I mounted it and a slingshot on a piece of plywood and after I dialed it in (I found that it likes a thin pouch, and ball placement in the pouch is pretty critical) the balls started going in pretty much the same place.

I may make another one with bars (like the Dankung release) instead of loops.

Here are a few picutures.

A few shots of the modifications:



























10 Meters to the target over my plywood "shooting fixture". The red line is not a laser; rather, it is braided red rubber bands at 32 inch draw.









The target after about 50 shots from the shooting fixture.









A close up of one of my exhaust pipe slingshots (I posted about them on the Homemade Slingshots Forum a few days ago)


----------



## Charles (Aug 26, 2010)

Nice job on the conversion. You may know that Dankung makes a mechanical release specifically for slingshots.

http://slingshotforum.com/topic/19680-another-mechanical-release-from-dankung/?hl=%2Bdankung+%2Bmechanical+%2Brelease

I made a mechanical release from scratch several years ago.

http://slingshotforum.com/topic/8867-mechanical-release/

About 18 months ago Bill Hays suggested using a "pony clip" or spring clip for a mechanical release. His photos of it seem to have disappeared, so here are a couple based on his idea.

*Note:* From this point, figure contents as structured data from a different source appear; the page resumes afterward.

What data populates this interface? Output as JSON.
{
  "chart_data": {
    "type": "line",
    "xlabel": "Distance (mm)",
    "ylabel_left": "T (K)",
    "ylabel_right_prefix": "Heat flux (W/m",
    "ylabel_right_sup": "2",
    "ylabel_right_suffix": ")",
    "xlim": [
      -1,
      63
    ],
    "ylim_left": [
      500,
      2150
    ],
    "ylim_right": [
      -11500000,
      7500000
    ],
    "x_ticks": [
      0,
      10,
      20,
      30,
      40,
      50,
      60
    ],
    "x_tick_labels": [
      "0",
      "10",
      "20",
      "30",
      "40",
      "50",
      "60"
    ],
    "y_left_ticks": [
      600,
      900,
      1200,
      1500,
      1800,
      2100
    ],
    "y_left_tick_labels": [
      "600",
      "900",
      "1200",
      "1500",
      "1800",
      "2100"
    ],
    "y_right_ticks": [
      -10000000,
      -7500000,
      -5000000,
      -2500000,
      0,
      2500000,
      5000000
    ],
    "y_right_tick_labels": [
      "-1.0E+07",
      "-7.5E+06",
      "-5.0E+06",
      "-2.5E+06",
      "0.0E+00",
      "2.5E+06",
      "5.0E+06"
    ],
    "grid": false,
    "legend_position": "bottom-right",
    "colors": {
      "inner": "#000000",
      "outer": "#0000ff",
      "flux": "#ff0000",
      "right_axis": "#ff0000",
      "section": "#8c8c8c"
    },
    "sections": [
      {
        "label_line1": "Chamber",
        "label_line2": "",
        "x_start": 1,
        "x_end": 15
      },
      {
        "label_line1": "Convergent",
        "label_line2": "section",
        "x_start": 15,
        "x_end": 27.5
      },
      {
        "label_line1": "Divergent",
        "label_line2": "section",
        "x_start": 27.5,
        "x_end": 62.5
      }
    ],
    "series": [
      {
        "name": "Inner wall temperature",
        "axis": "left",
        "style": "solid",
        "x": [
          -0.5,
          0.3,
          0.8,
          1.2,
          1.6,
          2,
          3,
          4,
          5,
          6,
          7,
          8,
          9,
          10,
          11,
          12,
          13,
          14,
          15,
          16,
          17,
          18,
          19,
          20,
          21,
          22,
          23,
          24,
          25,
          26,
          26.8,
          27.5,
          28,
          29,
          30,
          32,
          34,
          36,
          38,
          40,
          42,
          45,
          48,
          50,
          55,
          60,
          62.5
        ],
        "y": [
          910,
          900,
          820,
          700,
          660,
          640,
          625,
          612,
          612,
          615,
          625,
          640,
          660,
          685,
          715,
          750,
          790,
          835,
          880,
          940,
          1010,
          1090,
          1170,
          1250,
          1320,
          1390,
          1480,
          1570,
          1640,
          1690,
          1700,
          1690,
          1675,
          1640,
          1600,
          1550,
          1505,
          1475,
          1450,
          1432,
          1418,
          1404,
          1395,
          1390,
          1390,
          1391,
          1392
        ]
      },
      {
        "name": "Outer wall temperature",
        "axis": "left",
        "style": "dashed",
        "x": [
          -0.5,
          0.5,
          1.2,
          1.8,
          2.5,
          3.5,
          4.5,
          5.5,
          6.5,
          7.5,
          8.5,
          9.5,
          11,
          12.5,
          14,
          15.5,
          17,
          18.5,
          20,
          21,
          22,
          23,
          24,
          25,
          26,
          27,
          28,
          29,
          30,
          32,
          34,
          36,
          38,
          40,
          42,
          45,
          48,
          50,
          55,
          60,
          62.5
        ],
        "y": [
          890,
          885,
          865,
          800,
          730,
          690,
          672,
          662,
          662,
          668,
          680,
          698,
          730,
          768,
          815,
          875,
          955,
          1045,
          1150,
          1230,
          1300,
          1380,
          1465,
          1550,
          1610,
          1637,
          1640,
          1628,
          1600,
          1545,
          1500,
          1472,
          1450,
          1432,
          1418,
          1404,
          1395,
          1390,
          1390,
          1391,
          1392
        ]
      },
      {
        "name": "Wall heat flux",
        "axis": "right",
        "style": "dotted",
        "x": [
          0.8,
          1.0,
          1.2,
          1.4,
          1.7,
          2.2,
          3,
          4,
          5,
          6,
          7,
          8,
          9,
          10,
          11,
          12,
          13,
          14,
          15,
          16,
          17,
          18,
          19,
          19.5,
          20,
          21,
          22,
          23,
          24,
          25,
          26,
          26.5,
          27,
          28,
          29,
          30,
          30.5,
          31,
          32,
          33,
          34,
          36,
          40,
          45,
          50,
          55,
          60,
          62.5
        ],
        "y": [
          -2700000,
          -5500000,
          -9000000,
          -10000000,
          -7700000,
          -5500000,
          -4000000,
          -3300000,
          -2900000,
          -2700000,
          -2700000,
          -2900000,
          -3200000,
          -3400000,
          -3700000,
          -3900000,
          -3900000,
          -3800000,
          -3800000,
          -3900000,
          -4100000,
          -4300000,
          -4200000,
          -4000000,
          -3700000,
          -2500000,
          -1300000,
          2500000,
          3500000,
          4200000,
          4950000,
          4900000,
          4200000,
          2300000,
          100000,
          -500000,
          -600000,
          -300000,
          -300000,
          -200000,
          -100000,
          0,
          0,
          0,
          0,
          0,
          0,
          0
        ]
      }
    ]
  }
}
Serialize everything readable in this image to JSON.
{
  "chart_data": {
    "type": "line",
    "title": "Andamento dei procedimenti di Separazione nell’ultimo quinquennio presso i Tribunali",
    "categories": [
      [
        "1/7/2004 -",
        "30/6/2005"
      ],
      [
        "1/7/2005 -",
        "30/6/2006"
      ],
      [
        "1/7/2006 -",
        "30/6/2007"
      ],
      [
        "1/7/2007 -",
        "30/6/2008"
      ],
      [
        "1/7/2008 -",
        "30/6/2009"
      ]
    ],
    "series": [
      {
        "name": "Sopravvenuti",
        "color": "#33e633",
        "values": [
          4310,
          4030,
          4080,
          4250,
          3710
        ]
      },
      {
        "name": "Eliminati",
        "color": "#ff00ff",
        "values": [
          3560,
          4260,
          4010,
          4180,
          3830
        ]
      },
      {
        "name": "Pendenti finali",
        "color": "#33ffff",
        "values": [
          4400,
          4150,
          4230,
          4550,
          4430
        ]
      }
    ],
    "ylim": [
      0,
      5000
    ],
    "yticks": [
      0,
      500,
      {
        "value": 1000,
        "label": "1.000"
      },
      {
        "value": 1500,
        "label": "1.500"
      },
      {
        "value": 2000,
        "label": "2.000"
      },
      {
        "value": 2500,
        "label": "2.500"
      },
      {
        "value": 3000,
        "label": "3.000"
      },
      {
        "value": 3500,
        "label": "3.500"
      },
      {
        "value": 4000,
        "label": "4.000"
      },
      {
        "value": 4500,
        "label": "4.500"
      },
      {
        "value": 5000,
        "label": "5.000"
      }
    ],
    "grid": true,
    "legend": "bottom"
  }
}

I did not find that the use of a mechanical release improved my accuracy, and I believe Tex said the same thing. Certainly with a bench mounted rig, it is a different story. But it did not help me when using one by hand. I will be interested to get your reaction after you have used it for a while.

Cheers ..... Charles


----------



## NaturalFork (Jan 21, 2010)

Wow that is a brilliant idea!!!


----------



## snath (May 28, 2013)

Charles said:


> Nice job on the conversion. You may know that Dankung makes a mechanical release specifically for slingshots.
> 
> Thanks for the review and views of the internals of the Dankung release. As I noted above, I am considering making a Dankung cross bar-like modification to a Trufire release. Cross bars instead of loops may make ball placement in the pouch a little critical to accuracy.
> 
> ...


----------



## Charles (Aug 26, 2010)

I used my release in the upright position, so there was no sideways motion to the ammo at all. I took the basic idea from ancient crossbow release mechanisms.

Joerg Spraave of the Slingshot Channel (Youtube) frequently employs mechanical releases on his contraptions. You might find it fun to have a look at some of his designs if you have not seen them before.

I well understand the problems with aging joints, and mechanical releases can certainly supply some relief in that regard. Just keep shooting ...

Cheers ....... Charles


----------



## dgui (Jan 12, 2010)

Not Practical.

Way too Slow.


----------



## Dr J (Apr 22, 2013)

Do finger and forearm exercise, such as squeezing a sponge ball. I find it helps.


----------



## Arturito (Jan 10, 2013)

maybe can harm accuracy, at least for me is very important the pouch feeling, ... lol dgui I am a way slow to load "normal", with this gadget slower even !!!

Cheers

Arturo


----------